Verkiezingen tijdens pandemie
Trafalgar Group, een van de weinige opiniepeilers die de winst van Trump in Michigan en Pennsylvania in 2016 correct voorspelde, gaat nog een stap verder. Die stelt dat de meeste kiezersonderzoeken opnieuw de fout van 2016 herhalen en de steun voor de president stelselmatig onderschatten. Volgens Trafalgar Group geven Trump-stemmers, veel vaker dan Democratische kiezers, geen eerlijk antwoord op vragen van opiniepeilers. Als dat klopt, dan zou het plaatje er heel anders zien. In de belangrijke swing states zou Trump dan voorliggen op Biden.
Het is daarom verstandig om een flinke slag om de arm te houden.

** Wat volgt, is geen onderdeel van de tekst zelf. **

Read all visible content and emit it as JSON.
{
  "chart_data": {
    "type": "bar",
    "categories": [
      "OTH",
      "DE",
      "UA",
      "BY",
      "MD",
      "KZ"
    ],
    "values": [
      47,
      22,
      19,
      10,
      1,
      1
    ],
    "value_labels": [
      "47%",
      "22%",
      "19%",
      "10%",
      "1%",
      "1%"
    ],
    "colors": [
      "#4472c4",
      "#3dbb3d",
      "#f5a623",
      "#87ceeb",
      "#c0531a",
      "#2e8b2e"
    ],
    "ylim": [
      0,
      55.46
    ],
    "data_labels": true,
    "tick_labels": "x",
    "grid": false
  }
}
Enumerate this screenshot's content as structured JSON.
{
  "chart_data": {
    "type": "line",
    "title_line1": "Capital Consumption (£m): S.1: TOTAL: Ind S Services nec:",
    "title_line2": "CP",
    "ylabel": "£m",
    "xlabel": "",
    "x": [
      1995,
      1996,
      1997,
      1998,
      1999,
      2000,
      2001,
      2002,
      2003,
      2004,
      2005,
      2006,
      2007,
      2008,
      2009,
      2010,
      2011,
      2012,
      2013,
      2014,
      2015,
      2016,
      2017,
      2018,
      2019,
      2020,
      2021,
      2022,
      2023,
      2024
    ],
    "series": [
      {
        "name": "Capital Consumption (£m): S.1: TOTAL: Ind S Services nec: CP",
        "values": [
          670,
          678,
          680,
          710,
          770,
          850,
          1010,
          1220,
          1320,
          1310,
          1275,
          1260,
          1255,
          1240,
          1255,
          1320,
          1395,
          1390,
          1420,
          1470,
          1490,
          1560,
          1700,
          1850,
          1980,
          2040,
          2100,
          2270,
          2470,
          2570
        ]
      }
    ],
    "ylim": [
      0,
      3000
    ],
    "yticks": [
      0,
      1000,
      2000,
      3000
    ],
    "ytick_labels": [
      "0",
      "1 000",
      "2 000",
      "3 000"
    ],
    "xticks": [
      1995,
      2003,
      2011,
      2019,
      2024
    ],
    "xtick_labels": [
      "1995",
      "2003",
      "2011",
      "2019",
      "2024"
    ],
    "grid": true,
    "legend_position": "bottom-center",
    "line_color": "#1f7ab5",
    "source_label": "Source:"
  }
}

Opiniepeilers baseren hun methodes en modellen bovendien op verkiezingsuitslagen uit het verleden, maar de pandemie heeft een unieke situatie gecreëerd. Kiezers aan beide zijden van het politieke spectrum zijn supergemotiveerd om hun stem uit te brengen, waardoor de opkomst waarschijnlijk veel hoger uitvalt dan normaal. Dat alleen al maakt deze verkiezingen een stuk onvoorspelbaarder.
Amerikanen stemmen massaal vervroegd
Tal van staten hebben bovendien hun kieswetten aangepast zodat er meer mogelijkheden zijn om te stemmen. Tientallen miljoenen kiezers hebben inmiddels vervroegd hun stem uitgebracht in aantallen die nog niet eerder zijn voorgekomen. Meer dan ooit brengen Amerikanen hun stem per post uit. Ook dat feit maken de verkiezingsuitslag onvoorspelbaar. Er zijn twijfels of al die poststemmen wel op tijd aankomen, omdat de nationale postdienst hapert na een reeks bezuinigingen.
Alles bij elkaar opgeteld maakt dit een uitzonderlijk verkiezingsjaar met veel variabelen. Dat levert een zware taak op voor opiniepeilers.